Exercise for me includes one of the following each day:
- Strength Training (30-90 mins). Start with lymphatic exercise (10-20 mins) (see note below) then stretching (10-30 mins). I do only core and leg workouts (15-45 minutes) to focus on mobility and core strength. End with stretching (30 mins). Tip: stretching is key to increase flexibility/mobility, improve training performance, and avoid injury. Took me a long time to fully understand the benefit.
- Yoga (30-60 mins). Not just for women and hipsters, I find yoga to be the ultimate combinatory form of exercise that hits your mind, body and soul in one shot. Improve flexibility, mobility, core strength, balance, breathing, mindfulness. Most gyms have classes included, join a yoga studio, or browse YouTube. Tip: 30 mins is better than nothing, but 45-60 mins is really needed to get the full benefit.
- Cardio (10 mins – couple hours). Just getting your blood pumping helps your body process and improves your energy and mood. I like to go hiking or play basketball. Hiking in particular has amazing effects on your mobility, posture, and feet/ankle strength since the terrain is varied. Plus it’s fun to explore!
- Lymphatic Exercise. Tony Robbins includes this in his 10-day pure energy regiment, which is basically some vertical movement like jumping jacks, jogging/running, etc. It is meant to get your lymphatic system moving to help release toxins.
I’m lucky enough at the moment to work from home, so unless I have meetings, I can work when I choose. Although it can vary, I am sure to do creative work at my peak creative times which for me are late morning (between breakfast and gym), late afternoon and evening. If I feel sluggish or am stuck on a problem I’ll go walk around, do something in nature, or run a couple errands which usually gets my brain going.
Read, Sleep (10:30-11:00 pm)
Bedtime routines are just as important as morning routines. I used to have trouble falling asleep until I began my nightly ritual and now I fall asleep within 10 minutes.
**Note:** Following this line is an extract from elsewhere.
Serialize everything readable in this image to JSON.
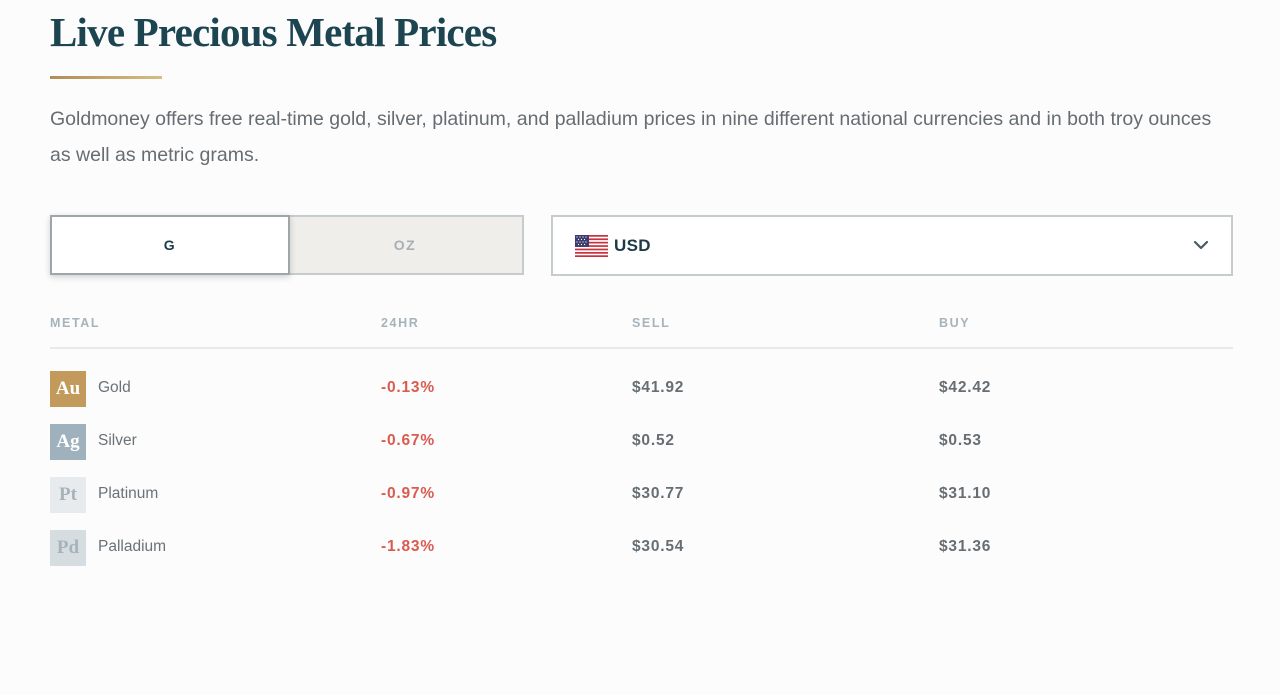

I function best on 9 hours of sleep, so I wind down around 10:30, which means turning the lights down and reading. I turn off the computer/TV and if I’m reading on my tablet, I use f.lux to dim the screen and have a bit of light in the background. This helps me wind down and fall asleep easily. Tip: computer screens are bright and fool your eyes/brain into thinking it’s still daylight, so use warmer colors and dimming. If you’re reading on a tablet or must use your computer, dim the screen and have lights on in the background just slightly brighter than the screen. I’m not sure exactly why, but this prevents my pupils from dilating too much and staying more awake.
With these rituals I have a few things I do daily that help maintain an efficient schedule, don’t take up too much of the day, and are flexible to schedule around work, appointments, and periods of lethargy. I’ve noticed that when I am on a regular schedule I generally feel better, am more energetic, and generally in a more positive mood.